How should schools handle the new reality? Not by buying expensive technology to put on top of the traditional curriculum, says Richardson, but by honestly addressing four big questions:
• What do we mean by learning? If the answer is higher test scores, change will be superficial – old wine in new bottles. Seymour Sarason said it best: effective education is a process that “engenders and reinforces wanting to learn more.” That means transferring power from teacher to student – “it implies that students discover the curriculum rather than have it delivered to them,” says Richardson. “It suggests that real learning that sticks – as opposed to learning that disappears once the test is over – is about allowing students to pursue their interests in the context of the curriculum… Teachers must be co-learners with kids, expert at asking great, open-ended questions and modeling the learning process required to answer those questions.”
• What does it mean to be literate? It’s much more than learning to read and write more proficiently. Now, according to the National Council of Teachers of English, it includes students and teachers being proficient with technology and being able to “manage, analyze, and synthesize multiple streams of simultaneous information” and share information globally.
• What does it mean to be educated? “Instead of helping our students become ‘college ready,’” says Richardson, “we might be better off making them ‘learning ready,’ prepared for any opportunity that might present itself down the road.” MOOCs (Massively Open Online Courses) will revolutionize higher education, opening up amazing, worldwide learning opportunities outside of classrooms.

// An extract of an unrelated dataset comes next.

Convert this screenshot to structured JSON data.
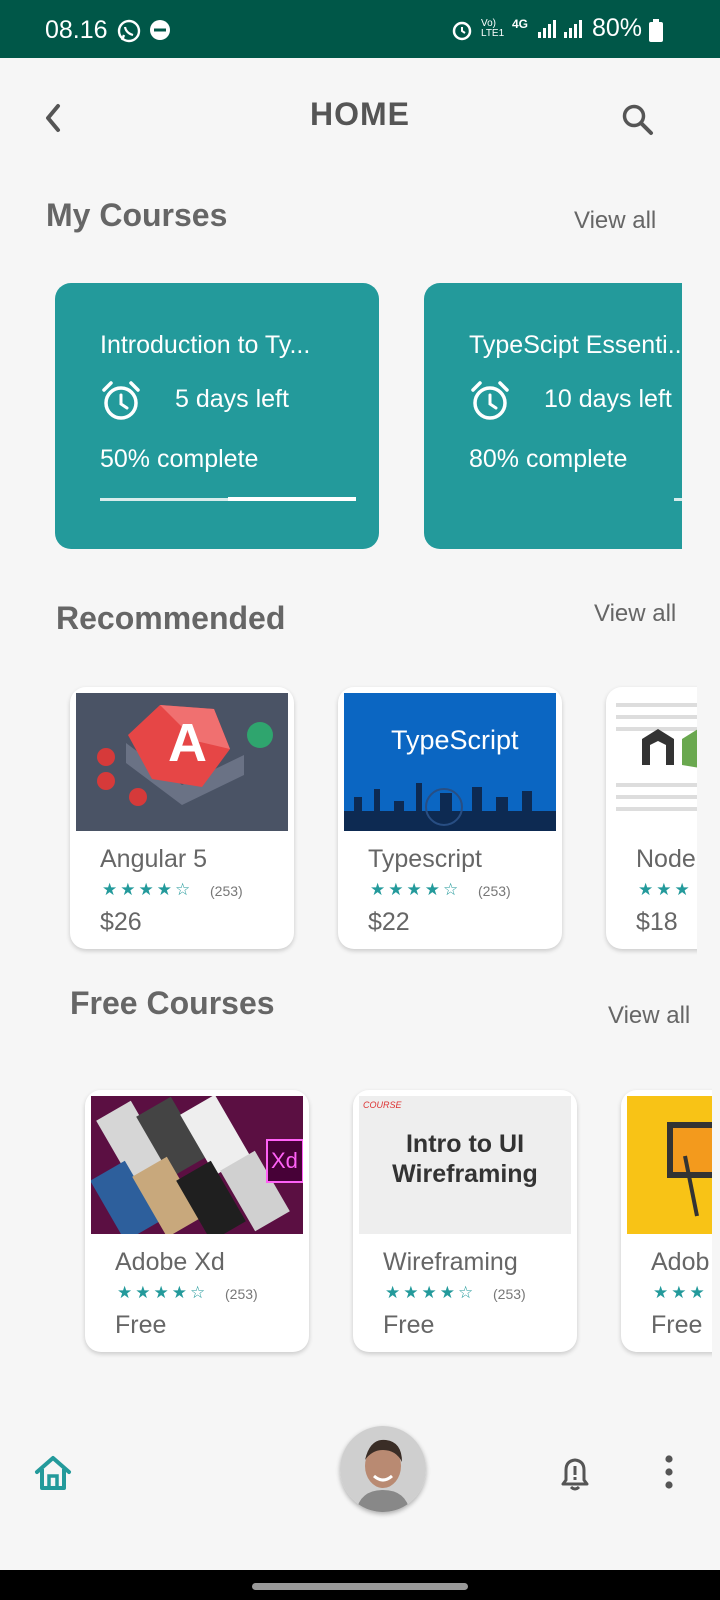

• What do students need to know? The conventional knowledge curriculum was created for an era when information was scarce, says Richardson. But the world is different now. “The reality is that I no longer need to send my children to a school to learn algebra, U.S. history, or French,” he says. Students who have “a self-directed disposition to learn” can take advantage of the material that’s now freely available on the Web – for example, MIT’s Open Courseware at http://ocw.mit.edu and Khan Academy at http://www.khanacademy.org. Of course students still need school to teach them to read and write, do basic math, and have a rudimentary understanding of science, history, and other areas. But the name of the game now is to develop kids’ self-directed disposition to learn. “That means rethinking classrooms to focus on individual passions, inquiry, creation, sharing, patient problem solving, and innovation,” says Richardson. And that will not happen by buying a lot of fancy technology that just jazzes up the old, tired curriculum.